In 2014, Figueredo lost friend and colleague Pablo Medina Velázquez, also a reporter for ABC Color. Medina was killed with five shots, one in the head, after having written several reports on drug trafficking in the region, according to CPJ. Pablo’s brother, Salvador Medina, was also a journalist and was killed in 2011 in the same region. In the case of Pablo, the State withdrew the police escort protecting the journalist a year before his murder.
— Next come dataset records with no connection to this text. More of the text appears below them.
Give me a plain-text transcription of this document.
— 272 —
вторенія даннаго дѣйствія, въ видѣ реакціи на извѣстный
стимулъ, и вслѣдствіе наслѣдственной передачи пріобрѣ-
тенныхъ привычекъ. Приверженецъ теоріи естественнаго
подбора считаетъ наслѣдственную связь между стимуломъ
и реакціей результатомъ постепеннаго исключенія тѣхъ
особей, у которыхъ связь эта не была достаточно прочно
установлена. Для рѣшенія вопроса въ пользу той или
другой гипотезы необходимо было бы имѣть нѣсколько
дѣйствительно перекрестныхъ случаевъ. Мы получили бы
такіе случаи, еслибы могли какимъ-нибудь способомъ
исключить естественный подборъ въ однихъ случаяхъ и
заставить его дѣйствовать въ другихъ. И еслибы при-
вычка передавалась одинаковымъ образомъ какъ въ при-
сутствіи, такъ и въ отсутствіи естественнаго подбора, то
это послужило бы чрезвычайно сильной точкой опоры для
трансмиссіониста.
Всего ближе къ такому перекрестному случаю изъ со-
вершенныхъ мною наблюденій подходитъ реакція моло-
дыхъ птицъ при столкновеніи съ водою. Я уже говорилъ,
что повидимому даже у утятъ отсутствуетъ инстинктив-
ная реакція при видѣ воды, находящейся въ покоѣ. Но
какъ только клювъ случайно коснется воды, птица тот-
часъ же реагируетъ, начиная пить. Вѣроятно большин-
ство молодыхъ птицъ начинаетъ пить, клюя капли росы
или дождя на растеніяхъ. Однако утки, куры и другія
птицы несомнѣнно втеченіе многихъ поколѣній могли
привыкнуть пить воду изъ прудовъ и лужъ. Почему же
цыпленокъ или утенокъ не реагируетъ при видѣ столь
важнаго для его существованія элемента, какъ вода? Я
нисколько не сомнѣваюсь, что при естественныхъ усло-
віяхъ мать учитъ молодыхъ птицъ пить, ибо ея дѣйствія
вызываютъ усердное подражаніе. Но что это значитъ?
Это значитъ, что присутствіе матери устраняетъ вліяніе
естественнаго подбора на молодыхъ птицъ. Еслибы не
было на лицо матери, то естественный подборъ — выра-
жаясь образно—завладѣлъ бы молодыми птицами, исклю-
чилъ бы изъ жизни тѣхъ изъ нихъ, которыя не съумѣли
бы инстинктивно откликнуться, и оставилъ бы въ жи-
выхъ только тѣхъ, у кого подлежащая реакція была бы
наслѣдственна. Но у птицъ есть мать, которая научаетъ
So, when Figueredo was warned in early September that he would lose his police guard, the reporter was alarmed. According to the newspaper ABC Color, the spokesman of the National Police said, in an interview, that the escort could be removed. “Even the police chief of my own town told me that the order had come from the interior minister. It was a way for the minister to send me a message,” Figueredo said.

He said the measure is retaliation for a series of interviews the newspaper published with the Brazilian trafficker Jarvis Chimenes Pavão, imprisoned in Paraguay. “The Interior Minister was the most affected because the interview said that there were officials (from the ministry) who asked for the collaboration of the imprisoned mobster to buy intelligence equipment, and to negotiate and pay the ransom of a young person who had been kidnapped,” Figueredo explained.

The journalist also said he was not the author of the reports, but was responsible for negotiating with the lawyer of the trafficker, for two months, an interview in prison. Figueredo had interviewed Pavão previously, as well as several famous traffickers, and decided not to participate in the report. It was also a precaution, to prevent exposing himself again.

“I knew the minister was behind it, he is involved with the mafia. And at any time we are going to prove it. But, in order to not have more problems, the newspaper’s director said: ‘It’s better that you don’t show up.’ I am sufficiently locked up in my house,” he said. Still, according to him, the authorities found out about his actions – “my telephone has always been bugged."

Faced with threats, Figueredo visited the U.S. ambassador in Paraguay and ABC Color published content pressuring the government. CPJ, which granted Figueredo the International Press Freedom Award in 2015, also expressed concern about the journalist. “We made a lot of noise and the government backed off. Also, I had a court order for the escort. I went to the court again to renew the protection,” he said.

Despite all these restrictions to his work and personal life, Figueredo does not intend to leave journalism, for now. First, because he doesn’t want to: he is still not tired, he explained. Second, because he believes in the importance of the profession: “I want to still be working in Paraguay. We have to change the country, we have to continue to push the topic, the mafia. There are narco-politics like never before here. The drug traffickers are financing campaigns, supporting politicians. And many are candidates. This is dangerous.”

The third reason is that journalism keeps him stuck, not only at home, but in the profession.

"It works like a shield. If I retire, they would love it. Because the mafia never forgets, they will always want vengeance. So, I believe that I will keep working as long as I have strength.

Before concluding the interview, I thanked Figueredo for the conversation. He, to my surprise, said “Thank you all.” For the journalist, the articles published abroad send a clear message to those who want to get rid of him. “They show that we are not alone, we are watched by colleagues from other countries. I hope they think: ‘Better not mess with him, because it will create problems,’” Figueredo said. “So think of us, write about us.”